Ces dons peuvent être contraires à la législation américaine, mais il est peu probable que l’Internal Revenue Service et d’autres agences gouvernementales prennent des mesures répressives à l’encontre de ces activités, selon Daniel Kurtz, célèbre avocat des organisations à but non lucratif et ancien procureur général adjoint de l’État de New York chargé de la division des œuvres de bienfaisance.
« Contribuer directement à une guerre n’est pas de la charité, cela ne fait aucun doute », a déclaré M. Kurtz lors d’une interview. « Vous ne pouvez pas acheter des chars ou des mitrailleuses pour Tsahal, les Russes ou qui que ce soit d’autre. L’achat de matériel pour les soldats n’est probablement pas non plus conforme à la loi. Peut-on aider indirectement ? Je pense que c’est le cas dans une certaine mesure – en apportant un soutien non militaire aux soldats, par exemple en leur offrant des possibilités de récupération ou d’éducation. Ce n’est pas clair. Et, d’un point de vue pratique, il est probable qu’aucune agence n’aura l’estomac assez solide pour la contester ».
KKL-JNF affirme avoir cessé de soutenir des projets de construction sur les bases militaires israéliennes en 2016 au moment où l’Agence du revenu du Canada a fait savoir qu’une telle activité était incompatible avec son statut d’organisme de bienfaisance.
L’organisation a déclaré qu’elle avait proposé de prendre des mesures supplémentaires pour s’assurer que son travail était conforme à la loi canadienne et que l’Agence avait pris sa décision sans lui laisser la possibilité de se conformer à sa décision.
« Comme indiqué sur son site web, l’Agence s’est engagée à explorer les mesures de conformité telles que les lettres d’éducation, les accords de conformité et les sanctions avant de révoquer le statut d’organisme de bienfaisance d’une organisation », a déclaré le JNF dans un communiqué.
« L’Agence n’a pas seulement sauté les étapes 1 à 3, elle a également refusé d’entamer un dialogue avec nous et de prendre en considération nos suggestions de nouveaux objets pour notre organisme de bienfaisance ou de discuter d’un accord de conformité.

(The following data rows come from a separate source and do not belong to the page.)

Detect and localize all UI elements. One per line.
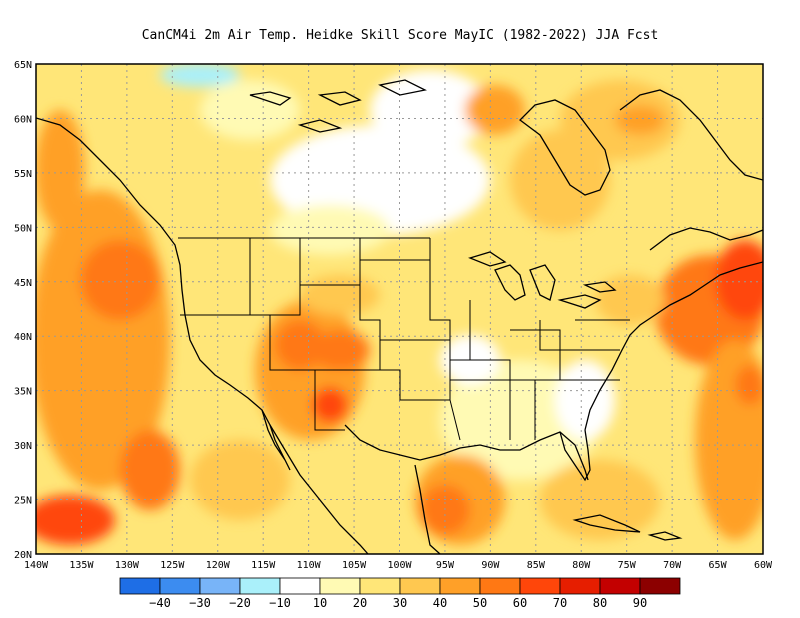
colorbar-swatch xyxy=(439,577,481,595)
latitude-tick-labels: 20N 25N 30N 35N 40N 45N 50N 55N 60N 65N xyxy=(14,60,32,561)
colorbar-label: 70 xyxy=(553,596,567,610)
lon-tick-label: 80W xyxy=(572,560,591,571)
lon-tick-label: 70W xyxy=(663,560,682,571)
longitude-tick-labels: 140W 135W 130W 125W 120W 115W 110W 105W 100W 95W 9… xyxy=(24,560,773,571)
colorbar-label: −30 xyxy=(189,596,211,610)
lon-tick-label: 105W xyxy=(342,560,367,571)
colorbar-swatch xyxy=(479,577,521,595)
lat-tick-label: 25N xyxy=(14,496,32,507)
colorbar-swatch xyxy=(639,577,681,595)
lon-tick-label: 115W xyxy=(251,560,276,571)
colorbar-label: −40 xyxy=(149,596,171,610)
lat-tick-label: 50N xyxy=(14,223,32,234)
colorbar-swatch xyxy=(319,577,361,595)
lat-tick-label: 30N xyxy=(14,441,32,452)
colorbar-label: 10 xyxy=(313,596,327,610)
colorbar-swatch xyxy=(599,577,641,595)
lon-tick-label: 85W xyxy=(527,560,546,571)
lon-tick-label: 120W xyxy=(206,560,231,571)
lon-tick-label: 130W xyxy=(115,560,140,571)
colorbar-label: −20 xyxy=(229,596,251,610)
colorbar-label: 50 xyxy=(473,596,487,610)
colorbar-swatch xyxy=(359,577,401,595)
colorbar: −40 −30 −20 −10 10 20 30 40 50 60 70 80 90 xyxy=(119,577,681,610)
colorbar-swatch xyxy=(519,577,561,595)
colorbar-swatch xyxy=(239,577,281,595)
lon-tick-label: 75W xyxy=(618,560,637,571)
lon-tick-label: 110W xyxy=(297,560,322,571)
colorbar-label: 30 xyxy=(393,596,407,610)
lon-tick-label: 125W xyxy=(160,560,185,571)
lon-tick-label: 90W xyxy=(481,560,500,571)
colorbar-swatch xyxy=(159,577,201,595)
colorbar-swatch xyxy=(559,577,601,595)
coastlines xyxy=(36,79,763,554)
lon-tick-label: 100W xyxy=(387,560,412,571)
lon-tick-label: 95W xyxy=(436,560,455,571)
colorbar-label: 40 xyxy=(433,596,447,610)
lat-tick-label: 20N xyxy=(14,550,32,561)
colorbar-label: 20 xyxy=(353,596,367,610)
colorbar-label: 90 xyxy=(633,596,647,610)
state-borders xyxy=(178,237,630,441)
graticule xyxy=(36,64,763,554)
colorbar-swatch xyxy=(119,577,161,595)
colorbar-swatch xyxy=(279,577,321,595)
colorbar-label: 80 xyxy=(593,596,607,610)
lat-tick-label: 35N xyxy=(14,387,32,398)
colorbar-label: −10 xyxy=(269,596,291,610)
lat-tick-label: 60N xyxy=(14,114,32,125)
plot-frame xyxy=(35,63,764,555)
score-field xyxy=(36,64,763,554)
lat-tick-label: 45N xyxy=(14,278,32,289)
colorbar-swatch xyxy=(399,577,441,595)
lon-tick-label: 140W xyxy=(24,560,49,571)
colorbar-label: 60 xyxy=(513,596,527,610)
lon-tick-label: 135W xyxy=(69,560,94,571)
lat-tick-label: 55N xyxy=(14,169,32,180)
lon-tick-label: 60W xyxy=(754,560,773,571)
lat-tick-label: 40N xyxy=(14,332,32,343)
lon-tick-label: 65W xyxy=(709,560,728,571)
lat-tick-label: 65N xyxy=(14,60,32,71)
map-title: CanCM4i 2m Air Temp. Heidke Skill Score … xyxy=(141,28,659,43)
colorbar-swatch xyxy=(199,577,241,595)
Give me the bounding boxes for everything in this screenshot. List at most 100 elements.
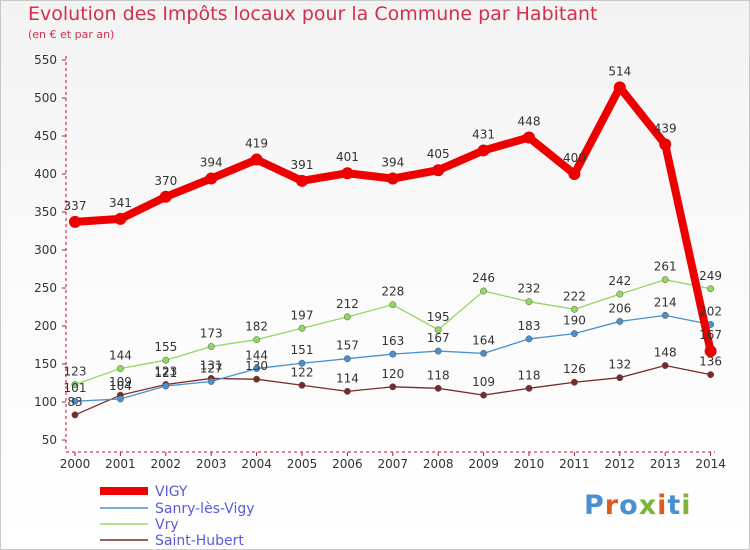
data-label: 370 bbox=[154, 174, 177, 188]
y-tick-label: 100 bbox=[34, 395, 57, 409]
data-point bbox=[253, 336, 261, 344]
data-label: 123 bbox=[154, 365, 177, 379]
data-point bbox=[159, 190, 172, 203]
data-point bbox=[207, 378, 215, 385]
data-point bbox=[659, 138, 672, 151]
data-point bbox=[661, 362, 669, 369]
logo-letter: r bbox=[604, 490, 620, 521]
data-point bbox=[480, 287, 488, 295]
data-label: 206 bbox=[608, 301, 631, 315]
data-label: 261 bbox=[654, 260, 677, 274]
data-label: 341 bbox=[109, 196, 132, 210]
data-label: 118 bbox=[427, 368, 450, 382]
x-tick-label: 2006 bbox=[332, 457, 363, 471]
data-point bbox=[704, 345, 717, 358]
x-tick-label: 2007 bbox=[378, 457, 409, 471]
data-label: 151 bbox=[291, 343, 314, 357]
x-tick-label: 2000 bbox=[60, 457, 91, 471]
y-tick-label: 350 bbox=[34, 205, 57, 219]
data-label: 182 bbox=[245, 320, 268, 334]
data-label: 228 bbox=[381, 285, 404, 299]
data-label: 419 bbox=[245, 137, 268, 151]
data-point bbox=[525, 298, 533, 306]
data-point bbox=[207, 343, 215, 350]
data-point bbox=[71, 397, 79, 405]
data-point bbox=[477, 144, 490, 157]
chart-title: Evolution des Impôts locaux pour la Comm… bbox=[28, 3, 598, 25]
data-point bbox=[162, 382, 170, 390]
data-point bbox=[616, 374, 624, 382]
y-tick-label: 50 bbox=[42, 433, 57, 447]
data-label: 173 bbox=[200, 327, 223, 341]
y-tick-label: 400 bbox=[34, 167, 57, 181]
data-point bbox=[523, 131, 535, 144]
logo-letter: x bbox=[638, 490, 658, 521]
data-label: 121 bbox=[154, 366, 177, 380]
data-point bbox=[253, 375, 261, 383]
legend-label: Vry bbox=[155, 517, 179, 533]
data-label: 144 bbox=[109, 349, 132, 363]
data-label: 157 bbox=[336, 339, 359, 353]
data-label: 109 bbox=[109, 375, 132, 389]
data-point bbox=[116, 365, 124, 373]
data-point bbox=[570, 330, 578, 338]
data-label: 123 bbox=[64, 365, 87, 379]
data-label: 144 bbox=[245, 349, 268, 363]
data-label: 202 bbox=[699, 304, 722, 318]
data-label: 83 bbox=[67, 395, 82, 409]
data-label: 195 bbox=[427, 310, 450, 324]
data-point bbox=[661, 311, 669, 319]
data-point bbox=[162, 356, 170, 364]
x-tick-label: 2002 bbox=[151, 457, 182, 471]
data-label: 167 bbox=[427, 331, 450, 345]
x-tick-label: 2001 bbox=[105, 457, 136, 471]
data-label: 101 bbox=[64, 381, 87, 395]
data-label: 132 bbox=[608, 358, 631, 372]
data-label: 232 bbox=[518, 282, 541, 296]
data-point bbox=[389, 301, 397, 309]
legend-label: Sanry-lès-Vigy bbox=[155, 501, 255, 517]
data-point bbox=[71, 411, 79, 419]
data-point bbox=[298, 381, 306, 389]
data-label: 439 bbox=[654, 121, 677, 135]
x-tick-label: 2010 bbox=[514, 457, 545, 471]
data-label: 109 bbox=[472, 375, 495, 389]
data-point bbox=[616, 290, 624, 298]
logo-letter: o bbox=[619, 490, 639, 521]
logo-letter: P bbox=[584, 490, 605, 521]
data-point bbox=[480, 391, 488, 399]
data-label: 197 bbox=[291, 308, 314, 322]
x-tick-label: 2005 bbox=[287, 457, 318, 471]
data-point bbox=[343, 387, 351, 395]
data-point bbox=[386, 172, 399, 185]
logo-letter: t bbox=[667, 490, 682, 521]
data-point bbox=[434, 326, 442, 334]
y-tick-label: 150 bbox=[34, 357, 57, 371]
data-label: 136 bbox=[699, 355, 722, 369]
data-label: 212 bbox=[336, 297, 359, 311]
data-point bbox=[707, 371, 715, 379]
data-point bbox=[568, 168, 581, 180]
data-point bbox=[343, 313, 351, 321]
data-point bbox=[661, 276, 669, 284]
data-label: 118 bbox=[518, 368, 541, 382]
data-point bbox=[341, 167, 354, 180]
y-tick-label: 200 bbox=[34, 319, 57, 333]
data-point bbox=[434, 347, 442, 355]
logo-letter: i bbox=[657, 490, 668, 521]
data-label: 394 bbox=[200, 156, 223, 170]
data-label: 130 bbox=[245, 359, 268, 373]
data-point bbox=[69, 215, 81, 228]
data-point bbox=[525, 384, 533, 392]
chart-subtitle: (en € et par an) bbox=[28, 28, 115, 41]
x-tick-label: 2004 bbox=[241, 457, 272, 471]
data-label: 405 bbox=[427, 147, 450, 161]
proxiti-logo: Proxiti bbox=[584, 490, 692, 521]
data-label: 222 bbox=[563, 289, 586, 303]
data-label: 126 bbox=[563, 362, 586, 376]
data-label: 246 bbox=[472, 271, 495, 285]
data-label: 183 bbox=[518, 319, 541, 333]
data-label: 337 bbox=[64, 199, 87, 213]
y-tick-label: 550 bbox=[34, 53, 57, 67]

Independent Jewish Voices Canada, qui a participé à quatre plaintes contre le KKL-JNF, a salué la révocation.
« Dans une décision stupéfiante mais attendue depuis longtemps, le statut d’organisation caritative d’un fleuron canadien du sionisme prend fin après des décennies de contestations de la part du mouvement de solidarité avec les Palestiniens », a déclaré le groupe dans un communiqué de presse.